Tip 4. Use a contrast checker

High contrast between text and background colour in a document makes any learning resource easier to read.  For example, against this white background:

  • this text colour has a higher colour contrast, and is easier to read, than
  • this text colour.
Use a contrast checker to make sure text is universally readable

I’ve recently learned about this contrast checker.  It checks the font colour, size, and background colour of any text within a document and will tell you how easily (or not) people with a sight impairment or colour-blindness can read it.  I have found this very useful and have already started changing the colours and font sizes to make sure anyone can read materials that I write.

 

Tip 5. Add captions to videos

We know that captioning helps people understand video content, but I am a one-person operation with limited time and budget, so had always placed captioning in the ‘too hard’ basket.

Things have changed.

In June, I attended the Australian Institute for Training and Development (AITD)’s 2019 Workplace Learning Conference (#AWLC2019).  One session that resonated with me was delivered by the Learning Uncut team of Michelle Ockers,  Karen Moloney and Amanda Ashby.  The Learning Uncut website offers recordings of conversations with leaders in the learning, development and performance field.  Michelle, Karen and Amanda have ‘day jobs’ and created Learning Uncut just because they wanted to.  So at #AWLC2019, they shared how they produce their recordings—with transcripts—on a budget.
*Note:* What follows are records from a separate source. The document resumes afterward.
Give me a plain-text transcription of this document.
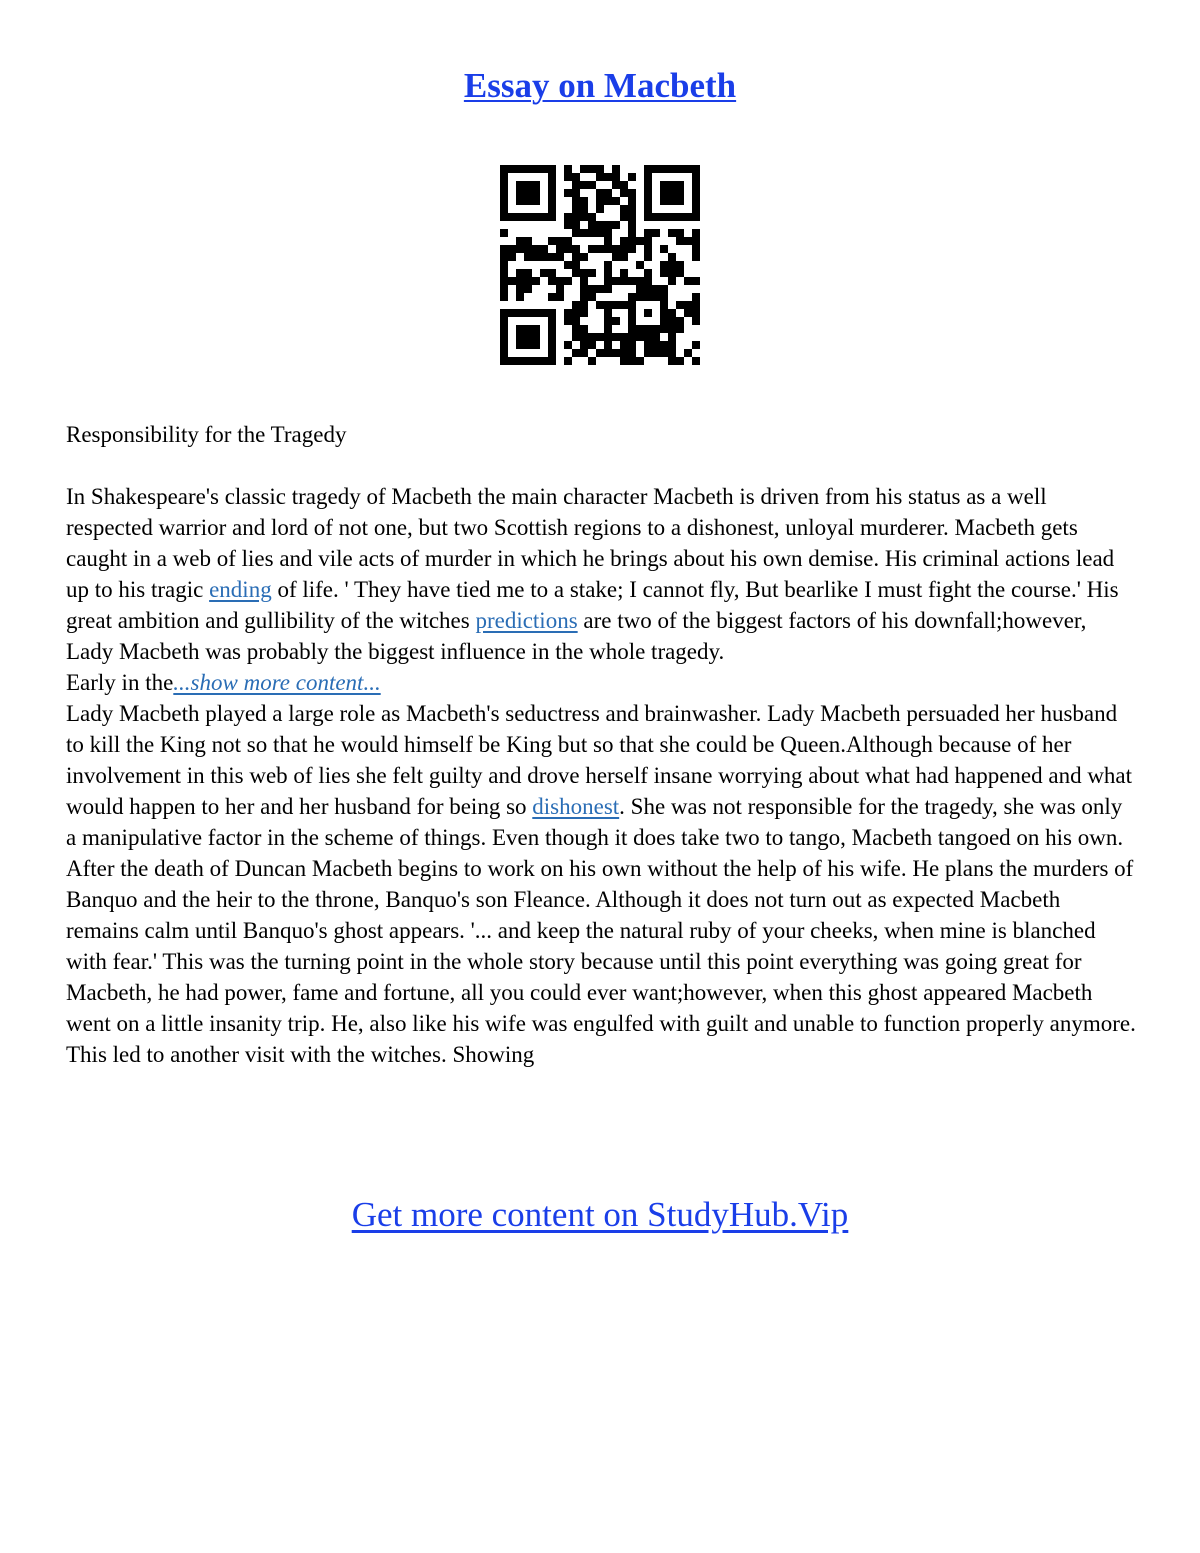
Essay on Macbeth

Responsibility for the Tragedy

In Shakespeare's classic tragedy of Macbeth the main character Macbeth is driven from his status as a well respected warrior and lord of not one, but two Scottish regions to a dishonest, unloyal murderer. Macbeth gets caught in a web of lies and vile acts of murder in which he brings about his own demise. His criminal actions lead up to his tragic ending of life. ' They have tied me to a stake; I cannot fly, But bearlike I must fight the course.' His great ambition and gullibility of the witches predictions are two of the biggest factors of his downfall;however, Lady Macbeth was probably the biggest influence in the whole tragedy.

Early in the...show more content...

Lady Macbeth played a large role as Macbeth's seductress and brainwasher. Lady Macbeth persuaded her husband to kill the King not so that he would himself be King but so that she could be Queen.Although because of her involvement in this web of lies she felt guilty and drove herself insane worrying about what had happened and what would happen to her and her husband for being so dishonest. She was not responsible for the tragedy, she was only a manipulative factor in the scheme of things. Even though it does take two to tango, Macbeth tangoed on his own.

After the death of Duncan Macbeth begins to work on his own without the help of his wife. He plans the murders of Banquo and the heir to the throne, Banquo's son Fleance. Although it does not turn out as expected Macbeth remains calm until Banquo's ghost appears. '... and keep the natural ruby of your cheeks, when mine is blanched with fear.' This was the turning point in the whole story because until this point everything was going great for Macbeth, he had power, fame and fortune, all you could ever want;however, when this ghost appeared Macbeth went on a little insanity trip. He, also like his wife was engulfed with guilt and unable to function properly anymore. This led to another visit with the witches. Showing

Get more content on StudyHub.Vip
The Learning Uncut team made me think, if they can do it, perhaps I can, too.  So, I investigated how to add captions to videos.  My research took me to a video recording program which let me add captions so easily that even I could do it!
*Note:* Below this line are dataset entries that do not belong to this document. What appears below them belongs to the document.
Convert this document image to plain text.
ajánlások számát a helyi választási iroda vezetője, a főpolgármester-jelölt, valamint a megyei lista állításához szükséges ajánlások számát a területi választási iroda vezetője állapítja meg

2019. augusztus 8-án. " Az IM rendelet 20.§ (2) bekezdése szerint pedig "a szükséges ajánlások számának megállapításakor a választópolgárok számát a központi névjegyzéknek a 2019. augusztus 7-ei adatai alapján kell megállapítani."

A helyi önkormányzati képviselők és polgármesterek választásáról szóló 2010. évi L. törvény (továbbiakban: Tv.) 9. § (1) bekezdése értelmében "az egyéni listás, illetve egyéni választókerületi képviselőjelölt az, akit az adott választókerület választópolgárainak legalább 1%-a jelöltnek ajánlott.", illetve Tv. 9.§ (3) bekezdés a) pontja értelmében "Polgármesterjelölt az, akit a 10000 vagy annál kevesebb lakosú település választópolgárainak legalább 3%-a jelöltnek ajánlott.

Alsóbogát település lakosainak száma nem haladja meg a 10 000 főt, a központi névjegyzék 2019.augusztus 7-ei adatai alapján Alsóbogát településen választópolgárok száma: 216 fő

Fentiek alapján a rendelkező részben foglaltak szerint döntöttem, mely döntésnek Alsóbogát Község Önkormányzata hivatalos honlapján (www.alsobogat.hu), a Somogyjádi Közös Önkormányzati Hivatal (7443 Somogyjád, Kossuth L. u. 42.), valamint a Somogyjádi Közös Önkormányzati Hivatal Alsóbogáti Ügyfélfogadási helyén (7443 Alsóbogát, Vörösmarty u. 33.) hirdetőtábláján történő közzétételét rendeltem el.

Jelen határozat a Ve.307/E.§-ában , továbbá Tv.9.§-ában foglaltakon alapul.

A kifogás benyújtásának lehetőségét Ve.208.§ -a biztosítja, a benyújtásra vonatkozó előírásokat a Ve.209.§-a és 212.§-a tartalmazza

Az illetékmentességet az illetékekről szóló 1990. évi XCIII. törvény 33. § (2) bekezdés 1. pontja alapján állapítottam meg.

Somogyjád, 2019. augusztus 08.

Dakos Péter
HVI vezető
Here’s my first attempt at a video with captions

To create captions in this video, I let the software interpret and transcribe what I said.  I was amazed by how accurate the transcript was.  The only error was the spelling of my name—Chemène.  However, since most people struggle with my name, I forgave the software for getting it wrong.   Once I corrected my name, the captions were good-to-go.  I was surprised by how quick and easy the process was.

 

The free version of the program I used does not allow people to add captions to videos, but the paid version does.  With a cost of just $1 per month, I decided that investment in the paid version was worthwhile!

 

How I’ve used these ideas to create more universal learning materials

  1. I have downloaded the Document Accessibility Toolbar and added it to my version of MS Word
  2. I now add Alt Text to all images in learning materials I develop, and am working through existing materials and adding Alt Text to these
  3. I’m updating my templates to ensure a universally readable contrast between fonts and their backgrounds
  4. I now capitalise the first letter of each word in hashtags (#SoEasyToDo)
  5. I am producing more videos with captions!

These five tips have helped me begin working towards more universal learning materials.  I hope you’ll find them useful, too.  Of course, there remains much to learn—#LifeLongLearning!